CS Video Interview: Paul Haggis Delves Deep Into Third Person

It’s hard to believe that it’s been ten years since filmmaker Paul Haggis won two Academy Awards for his directorial debut Crash but now he’s back with his fourth film, Third Person, a similarly layered multi-story drama with an equally impressive cast that includes Liam Neeson, Olivia Wilde, Mila Kunis, James Franco, Adrien Brody, Maria Bello and Israeli actress Moran Atias, who actually was somewhat of a muse in Haggis’ decision to write the film.

The main story involves Neeson as an author struggling to write his next great novel in Paris while facing the complicated distraction of his mistress, an up-and-coming writer played by Wilde; Brody plays an American businessman in Rome who encounters a beautiful woman in a bar (Atias) who is trying to get money to bring her daughter over from her home country; Mila Kunis is a New York woman who has been accused of trying to kill her son by her artist husband (Franco) and is doing everything she can to see him, while struggling to make ends meet.

There is a connection between the stories, not an overt or a blatant one, but one that gives the film far more depth than one might expect from the simple plots. The core of the film is in Haggis’ literary writing and the emotional performances he gets from the cast—easily the best dramatic performances we’ve seen from Wilde and Kunis to date.

ComingSoon.net sat down with Haggis earlier this week for the video interview below where we spoke to the filmmaker about what idea started him down the road to make his most personal film to date – the process involved in making a triptych of interlocking stories set in three different cities like this one and more.

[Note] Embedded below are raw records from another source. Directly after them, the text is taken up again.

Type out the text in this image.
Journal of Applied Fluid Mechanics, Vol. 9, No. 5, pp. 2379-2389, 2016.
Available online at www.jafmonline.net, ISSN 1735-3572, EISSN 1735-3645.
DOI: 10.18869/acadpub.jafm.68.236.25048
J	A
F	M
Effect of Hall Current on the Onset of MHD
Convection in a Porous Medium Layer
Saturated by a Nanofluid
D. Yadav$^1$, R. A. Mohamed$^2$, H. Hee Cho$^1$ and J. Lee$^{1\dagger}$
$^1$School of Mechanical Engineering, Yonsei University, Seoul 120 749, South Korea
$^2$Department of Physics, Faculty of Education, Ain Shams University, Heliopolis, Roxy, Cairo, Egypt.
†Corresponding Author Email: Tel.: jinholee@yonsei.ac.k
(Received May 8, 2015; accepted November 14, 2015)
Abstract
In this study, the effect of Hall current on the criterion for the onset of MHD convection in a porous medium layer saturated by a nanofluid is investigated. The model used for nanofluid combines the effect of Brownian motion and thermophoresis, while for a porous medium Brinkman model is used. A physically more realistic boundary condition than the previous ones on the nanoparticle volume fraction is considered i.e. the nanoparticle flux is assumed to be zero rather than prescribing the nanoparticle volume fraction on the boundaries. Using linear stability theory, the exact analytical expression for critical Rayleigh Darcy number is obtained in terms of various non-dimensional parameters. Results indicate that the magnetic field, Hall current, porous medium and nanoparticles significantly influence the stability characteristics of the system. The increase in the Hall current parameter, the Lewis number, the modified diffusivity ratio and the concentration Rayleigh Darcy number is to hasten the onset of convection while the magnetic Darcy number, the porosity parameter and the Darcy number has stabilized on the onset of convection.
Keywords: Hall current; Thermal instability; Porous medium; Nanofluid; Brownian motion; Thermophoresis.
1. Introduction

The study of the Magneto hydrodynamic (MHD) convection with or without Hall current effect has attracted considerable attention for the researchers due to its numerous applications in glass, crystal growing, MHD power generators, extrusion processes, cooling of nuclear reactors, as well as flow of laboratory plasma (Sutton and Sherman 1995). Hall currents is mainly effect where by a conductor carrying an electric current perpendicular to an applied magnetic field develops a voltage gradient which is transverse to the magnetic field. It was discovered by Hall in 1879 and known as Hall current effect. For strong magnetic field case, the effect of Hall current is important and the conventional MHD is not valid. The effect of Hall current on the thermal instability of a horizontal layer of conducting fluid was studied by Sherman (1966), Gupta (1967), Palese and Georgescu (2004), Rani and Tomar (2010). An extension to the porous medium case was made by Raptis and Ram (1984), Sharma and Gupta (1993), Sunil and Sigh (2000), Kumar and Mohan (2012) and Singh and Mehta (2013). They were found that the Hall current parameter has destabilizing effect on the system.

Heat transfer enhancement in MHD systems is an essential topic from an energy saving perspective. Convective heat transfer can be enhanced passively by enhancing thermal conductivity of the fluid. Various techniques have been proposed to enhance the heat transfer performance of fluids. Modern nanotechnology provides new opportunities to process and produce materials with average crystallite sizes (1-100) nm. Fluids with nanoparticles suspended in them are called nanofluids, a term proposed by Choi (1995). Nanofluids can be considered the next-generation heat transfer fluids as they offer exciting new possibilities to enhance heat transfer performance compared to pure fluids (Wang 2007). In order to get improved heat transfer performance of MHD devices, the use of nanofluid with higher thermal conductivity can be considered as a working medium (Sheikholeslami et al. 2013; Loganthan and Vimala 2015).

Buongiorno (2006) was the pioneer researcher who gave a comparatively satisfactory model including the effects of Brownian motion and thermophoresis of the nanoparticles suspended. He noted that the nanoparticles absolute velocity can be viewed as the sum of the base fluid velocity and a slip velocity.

Third Person opens in New York and Los Angeles on Friday, June 20 with plans to expand to other cities after that. Once you see the movie, you may have some questions about the connection between the stories and when you do, scroll down and read the rest of this article below the gallery, which talks about what might be a fairly big spoiler for the movie.


SPOILERS BELOW THIS POINT! If you plan on seeing the movie, please do so before reading further, because we discuss a plot point that almost literally gives away some of the mystery of the film that makes it so thought-provoking.

The connection between the three stories in the film becomes more obvious when Mila Kunis’ character, who works as a housemaid in New York, enters what is clearly the hotel rooms of Neeson and Wilde’s characters, which are in Paris, and some might wonder, “How is her character suddenly in Paris when we know she’s in New York?”

This is how Haggis explains this scene: “There are things even earlier than that that start happening that you can really look carefully for that should tell you that something’s wrong here. Adrien Brody’s character looks out the door at Bar Americano and a car passes, it’s a Mercedes and in the back seat is Olivia Wilde. It happens so quick and then you cut to her with her compact getting out of the car and you think it’s just a clever transition. There’s a painting on the street corner where Liam is standing looking into the art gallery, red, and if you look carefully, you see it’s Richard Weiss, and then that same painting shows up miraculously in New York in the studio. So there’s a lot of these things that if you watch carefully you go, ‘Whoa, what’s going on?’ so I wanted to ask, ‘Okay if these things can’t happen, then what’s happening?’ I put these stories in three different places for a reason so these characters could never cross and then suddenly they start crossing, so obviously we’re watching a man write and rewrite his whole life and try to play it out through these characters. I didn’t want it to be too obvious and in the end, the three characters quite literally lead him to something he doesn’t want to look at, something he’s been denying the entire time as he keeps throwing himself into affairs and his writing and all this stuff just so he doesn’t have to look at the one thing he doesn’t want to look at.”